Une abondance qui ne fait pas l’unanimité
Cependant, si l’abondance de riz est accueillie avec soulagement, elle n’efface pas toutes les inquiétudes. Les habitants expriment des réserves, notamment en ce qui concerne les prix. Farcia, une habitante d’Ouani, témoigne de la hausse des prix malgré la concurrence accrue entre importateurs : « Certes, le riz est là, mais les prix restent élevés. Avant, on pouvait acheter un sac de 25 kg à 7 000 francs. Aujourd’hui, il faut compter entre 11 000 et 11 500 francs. »
Un soulagement pour ONICOR
Pour ONICOR, cette nouvelle politique est un soulagement. La société a longtemps peiné à fournir des quantités suffisantes, en partie en raison de mauvaises gestions passées. Sous l’administration de Miroidi Abdou Idarouss, ONICOR avait sombré dans une inefficacité chronique. Avec l’arrivée de l’actuel directeur, Aby Moussa, la société semble avoir trouvé une direction plus compétente et une stabilité qui lui faisait défaut. Certains voient dans ce changement de direction la preuve que les postes de responsabilité doivent être confiés à des individus compétents, indépendamment des affiliations politiques.

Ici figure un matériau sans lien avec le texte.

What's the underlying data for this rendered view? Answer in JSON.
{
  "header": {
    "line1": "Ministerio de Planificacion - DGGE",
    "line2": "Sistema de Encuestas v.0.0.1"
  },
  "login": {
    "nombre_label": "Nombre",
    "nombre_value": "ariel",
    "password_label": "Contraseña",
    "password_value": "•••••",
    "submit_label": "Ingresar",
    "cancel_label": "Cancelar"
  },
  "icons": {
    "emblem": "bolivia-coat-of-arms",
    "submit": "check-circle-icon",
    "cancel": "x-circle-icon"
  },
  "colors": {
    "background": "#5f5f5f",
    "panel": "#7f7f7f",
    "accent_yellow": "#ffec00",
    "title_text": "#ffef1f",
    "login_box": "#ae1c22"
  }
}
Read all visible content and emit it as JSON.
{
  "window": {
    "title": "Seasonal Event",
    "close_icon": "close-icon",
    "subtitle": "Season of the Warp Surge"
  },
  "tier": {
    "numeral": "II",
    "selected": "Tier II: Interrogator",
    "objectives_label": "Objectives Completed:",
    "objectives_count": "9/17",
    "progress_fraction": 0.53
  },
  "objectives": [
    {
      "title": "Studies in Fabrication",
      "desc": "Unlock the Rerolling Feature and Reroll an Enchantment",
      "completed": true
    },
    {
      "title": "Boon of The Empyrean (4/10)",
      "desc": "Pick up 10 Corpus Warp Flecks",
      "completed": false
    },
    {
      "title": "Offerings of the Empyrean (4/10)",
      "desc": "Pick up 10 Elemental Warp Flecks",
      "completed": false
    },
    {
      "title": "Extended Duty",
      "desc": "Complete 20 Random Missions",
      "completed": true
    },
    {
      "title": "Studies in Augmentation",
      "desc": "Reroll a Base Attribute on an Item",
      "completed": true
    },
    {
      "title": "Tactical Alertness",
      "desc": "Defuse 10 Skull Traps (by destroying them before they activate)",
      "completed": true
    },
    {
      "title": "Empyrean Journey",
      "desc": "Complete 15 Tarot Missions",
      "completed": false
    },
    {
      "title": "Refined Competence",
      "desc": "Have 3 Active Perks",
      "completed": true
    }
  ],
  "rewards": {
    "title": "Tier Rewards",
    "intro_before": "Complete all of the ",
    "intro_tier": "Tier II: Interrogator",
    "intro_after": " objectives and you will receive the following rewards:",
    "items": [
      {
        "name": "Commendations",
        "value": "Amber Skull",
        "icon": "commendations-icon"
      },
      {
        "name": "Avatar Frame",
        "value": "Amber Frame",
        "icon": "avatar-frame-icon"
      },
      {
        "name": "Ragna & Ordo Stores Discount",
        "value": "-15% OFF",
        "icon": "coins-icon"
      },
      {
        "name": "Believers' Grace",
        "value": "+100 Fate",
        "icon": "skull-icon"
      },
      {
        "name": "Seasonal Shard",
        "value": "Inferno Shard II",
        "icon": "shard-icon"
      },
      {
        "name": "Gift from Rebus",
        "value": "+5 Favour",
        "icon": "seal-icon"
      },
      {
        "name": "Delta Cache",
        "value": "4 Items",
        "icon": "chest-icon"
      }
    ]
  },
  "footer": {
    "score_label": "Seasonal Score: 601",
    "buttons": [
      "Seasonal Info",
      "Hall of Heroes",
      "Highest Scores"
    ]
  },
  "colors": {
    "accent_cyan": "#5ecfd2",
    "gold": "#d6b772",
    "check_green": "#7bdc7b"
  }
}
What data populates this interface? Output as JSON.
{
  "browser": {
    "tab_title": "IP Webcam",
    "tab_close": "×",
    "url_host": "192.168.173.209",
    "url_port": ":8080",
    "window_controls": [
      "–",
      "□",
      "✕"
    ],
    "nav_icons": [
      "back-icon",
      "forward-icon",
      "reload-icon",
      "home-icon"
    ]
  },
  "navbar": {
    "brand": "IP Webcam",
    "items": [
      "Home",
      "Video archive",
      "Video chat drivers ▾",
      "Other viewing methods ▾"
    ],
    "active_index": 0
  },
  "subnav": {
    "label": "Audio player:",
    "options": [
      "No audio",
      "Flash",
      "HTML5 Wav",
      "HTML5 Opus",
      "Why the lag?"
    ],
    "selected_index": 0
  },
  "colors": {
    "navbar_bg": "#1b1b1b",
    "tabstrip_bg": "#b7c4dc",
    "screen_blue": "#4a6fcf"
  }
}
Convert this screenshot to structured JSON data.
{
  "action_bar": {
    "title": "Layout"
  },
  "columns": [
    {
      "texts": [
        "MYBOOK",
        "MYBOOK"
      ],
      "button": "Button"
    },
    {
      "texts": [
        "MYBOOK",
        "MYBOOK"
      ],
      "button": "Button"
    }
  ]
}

Une Bouffée d’oxygène pour les Anjouanais
Pour beaucoup d’Anjouanais, le retour du riz sur les marchés représente bien plus qu’un simple approvisionnement en denrées alimentaires : c’est une véritable bouffée d’oxygène. Nazihati, de la ville d’Ouani, évoque avec émotion les conditions extrêmes dans lesquelles certains se trouvaient il y a peu. « Beaucoup étaient contraints d’aller dans les décharges pour récupérer du riz avarié, juste pour survivre », dit-elle. Aujourd’hui, la disponibilité du riz offre une sécurité alimentaire que la population redoutait d’avoir perdue.
La fin d’un Calvaire
La question demeure : cette nouvelle ère d’abondance est-elle durable, ou s’agit-il d’une embellie passagère ? La libéralisation du marché permettra-t-elle de stabiliser durablement les prix, ou restera-t-elle limitée par les coûts d’importation et les fluctuations économiques globales ? Le temps nous dira si cette mesure aura un impact positif sur le pouvoir d’achat et le bien-être de la population.
Ce qui est certain, c’est que l’État et les acteurs privés devront œuvrer ensemble pour pérenniser cette dynamique. L’exemple d’ONICOR montre que l’État peut, sous une gestion éclairée, jouer un rôle clé. Si cette crise de trois ans a bien révélé une chose, c’est que l’accès aux biens de première nécessité est une priorité qui transcende les rivalités économiques et politiques.
La population d’Anjouan peut-elle enfin sourire, en sachant que le riz est là pour rester ? Les habitants restent prudents, mais optimistes, espérant que cette abondance soit le prélude à une ère de stabilité et de croissance économique.
Un retour à la collaboration avec l’État
Au-delà des aspects purement économiques, cette libéralisation du riz a également marqué un rapprochement entre les commerçants et les autorités politiques. Après des années de tensions, le fait de travailler de concert avec le gouvernement pour approvisionner l’île en riz est vu par certains comme une preuve que la survie du peuple reste une priorité absolue. Pour d’autres, cela montre que des solutions collectives sont possibles lorsque l’intérêt général est en jeu.
Cependant, cette collaboration soulève aussi des questions sur la pérennité de l’intervention étatique. Les commerçants se demandent si l’État continuera de jouer un rôle actif dans la gestion de ce secteur ou s’il laissera entièrement place à la concurrence. Ces interrogations sont d’autant plus importantes que de nouvelles cargaisons sont attendues dans les jours à venir au port de Mutsamudu, promettant de maintenir le riz à « gogo », mais augmentant aussi les risques d’une gestion désordonnée.